Samstag, 6. September 2008

Jessica

Vorgestern in der U-Bahn dauerte es wie üblich nicht lange, bis am anderen Ende des Waggons eine Stimme erklang.
Eine junge Frau erklärte, sie hätte seit 2 Tagen nichts gegessen und würde sich über Kleingeld für eine Mahlzeit freuen.
Sie war sauber und ordentlich, aber sehr abgemagert.
Sie kam mir gleich bekannt vor, und nach ein paar Sekunden hatte ich sie erkannt: Es war Jessica.
Jessi und ich gingen zusammen zur Schule, sie war in meiner Parallelklasse, wir hatten ein paar Kurse miteinander. Im Englischkurs saßen wir sogar nebeneinander.
Ein nettes, unauffälliges Mädchen ohne erkennbare Probleme und mit mittelprächtigen Noten, und niemand, bei dem man "sowas" erwarten würde.
Sie ging durch den Wagen um die wenigen Kleingeldspenden einzusammeln, bei mir blieb sie stehen und es war deutlich, dass sie auch ein paar Sekunden brauchte, um mich einzuordnen.
Sie begrüßte mich mit einem ziemlich betretenen "Hi!" und warf mir ein verlegenes "Ist halt passiert"-Lächeln zu. Es war ihr wohl peinlich, jemanden aus der Vergangenheit zu sehen, und auch ich kam mir blöd vor, als ich ihr 2€ in die Hand drückte.
Eine unangenehme Situation.
Bahnhof Wittenbergplatz, der Zug hielt, Jessica stieg aus.
Sie drehte sich um, lächelte mir nochmal zu, und schien froh zu sein, dass ich keine Fragen gestellt hatte.

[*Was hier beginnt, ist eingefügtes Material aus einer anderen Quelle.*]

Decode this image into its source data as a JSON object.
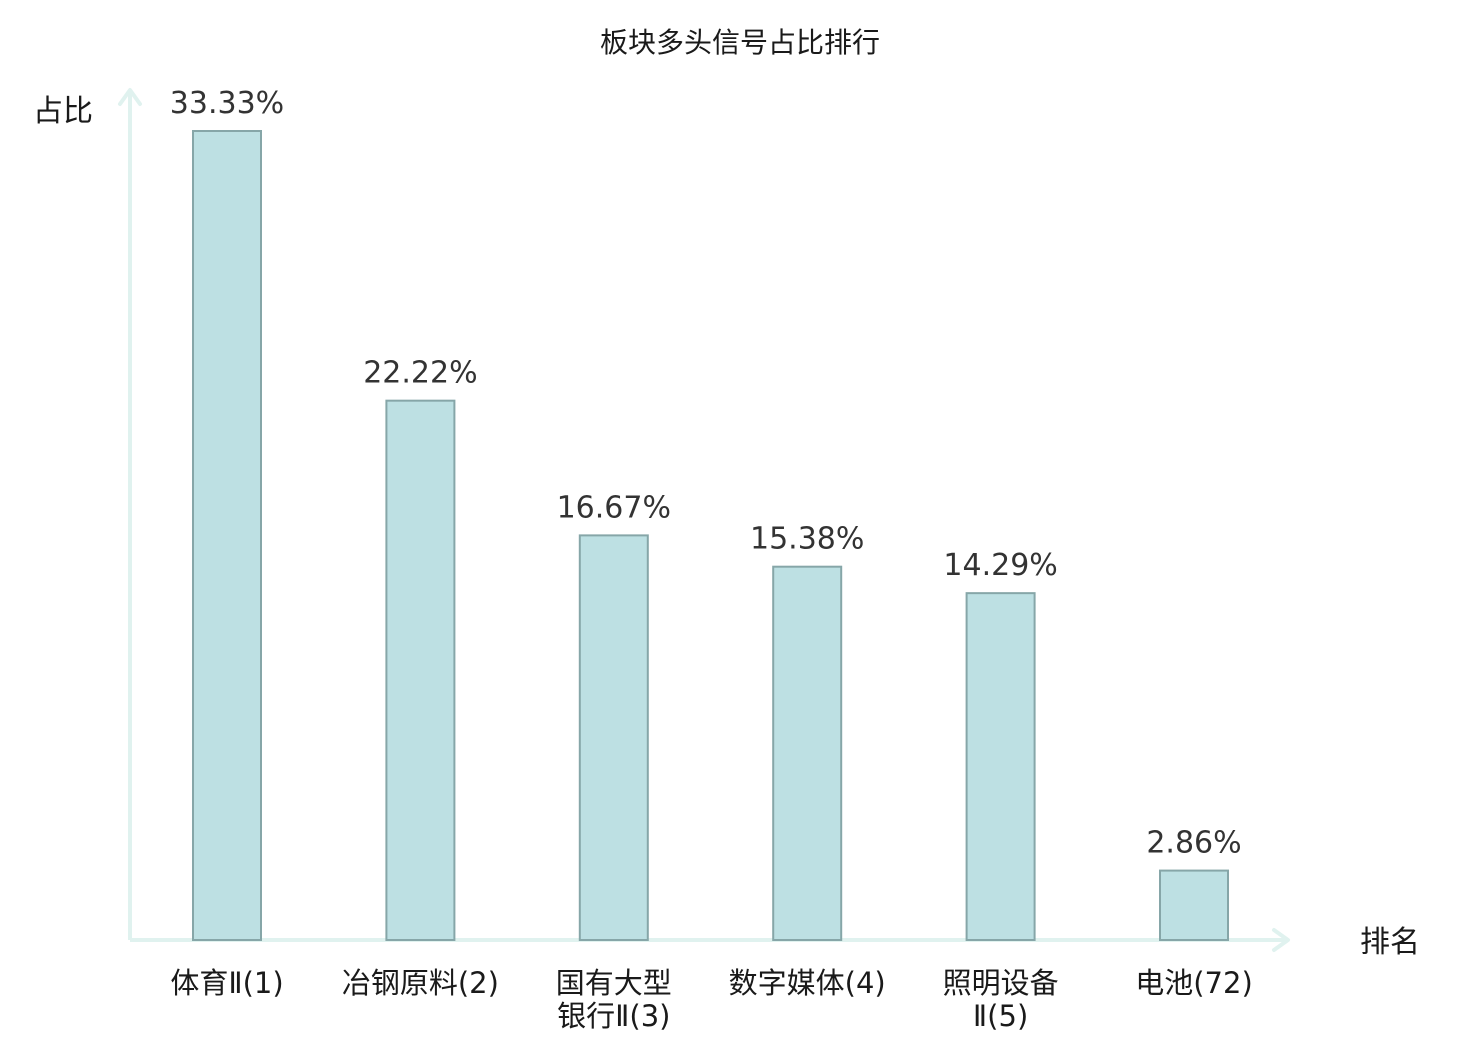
{
  "chart_data": {
    "type": "bar",
    "title": "板块多头信号占比排行",
    "ylabel": "占比",
    "xlabel": "排名",
    "categories": [
      [
        "体育Ⅱ(1)"
      ],
      [
        "冶钢原料(2)"
      ],
      [
        "国有大型",
        "银行Ⅱ(3)"
      ],
      [
        "数字媒体(4)"
      ],
      [
        "照明设备",
        "Ⅱ(5)"
      ],
      [
        "电池(72)"
      ]
    ],
    "values": [
      33.33,
      22.22,
      16.67,
      15.38,
      14.29,
      2.86
    ],
    "value_labels": [
      "33.33%",
      "22.22%",
      "16.67%",
      "15.38%",
      "14.29%",
      "2.86%"
    ],
    "highlight_index": 5,
    "ylim": [
      0,
      33.33
    ],
    "grid": false,
    "colors": {
      "bar_fill": "#bde0e3",
      "bar_stroke": "#86a6a8",
      "axis": "#e0f2ef",
      "highlight_text": "#e0191e",
      "text": "#1a1a1a"
    }
  }
}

Man sieht jeden Tag Armut und Obdachlosigkeit, aber wenn es jemanden getroffen hat, den man kennt ...

6 Kommentare:

Anonym hat gesagt…

Ganz schön herb, das Erlebnis. Das würde mir mit Sicherheit ganz schön lange nachgehen. Dir vermutlich auch.

Anonym hat gesagt…

Mit einem Tag Abstand - hättest du sie lieber fragen wollen, was dazu geführt hat?

Lebenskoffer hat gesagt…

Weiß ich nicht ... ich war von der Begegnung total geplättet und habe immer noch keine Ahnung, was ich denken soll.
Eigentlich interessiert es mich natürlich, aber andererseits geht mich das doch alles überhaupt nichts an und sie wirkte nicht grade so, als ob sie sich abends mit 3 Pennern und 10 Ratten um eine Decke streiten muss. Vielleicht ist sie ja bloß im Frauenhaus oder sowas ... ist ja alles möglich.
Blöde Sache jedenfalls.

Anonym hat gesagt…

Bloß im frauenhaus? Und sowas speicherst du unter "Mitmenschliches" und 2 Euro ab?
Würde mir sowas passieren, ich würde sie glatt auf ein cafe einladen und helfen.

Heikeee hat gesagt…

Irgendwie hab ich auch als erstes gedacht "und warum fragt man nicht ob man nicht schnell gemeinsam wo auf einen kleinen Snack geht?" Auf der anderen Seite ist man in so einem Moment sicher SPRACHLOS...naja 2€ sind besser wie nichts

Lebenskoffer hat gesagt…

Das Problem war wirklich, dass ich komplett geplättet war.
Bin ich ehrlich gesagt immer noch.
Es ging nur alles so schnell, dass ich gar nicht richtig schalten konnte und quasi mit Autopilot flog. Deshalb die blöden 2€ und die Tatsache, dass ich einfach wie vom Blitz getroffen dort stand und kein vernünftiges Wort herauskriegte.
Wer mal versucht, sich in diese Situation zu versetzen, wird das wohl nachvollziehen können.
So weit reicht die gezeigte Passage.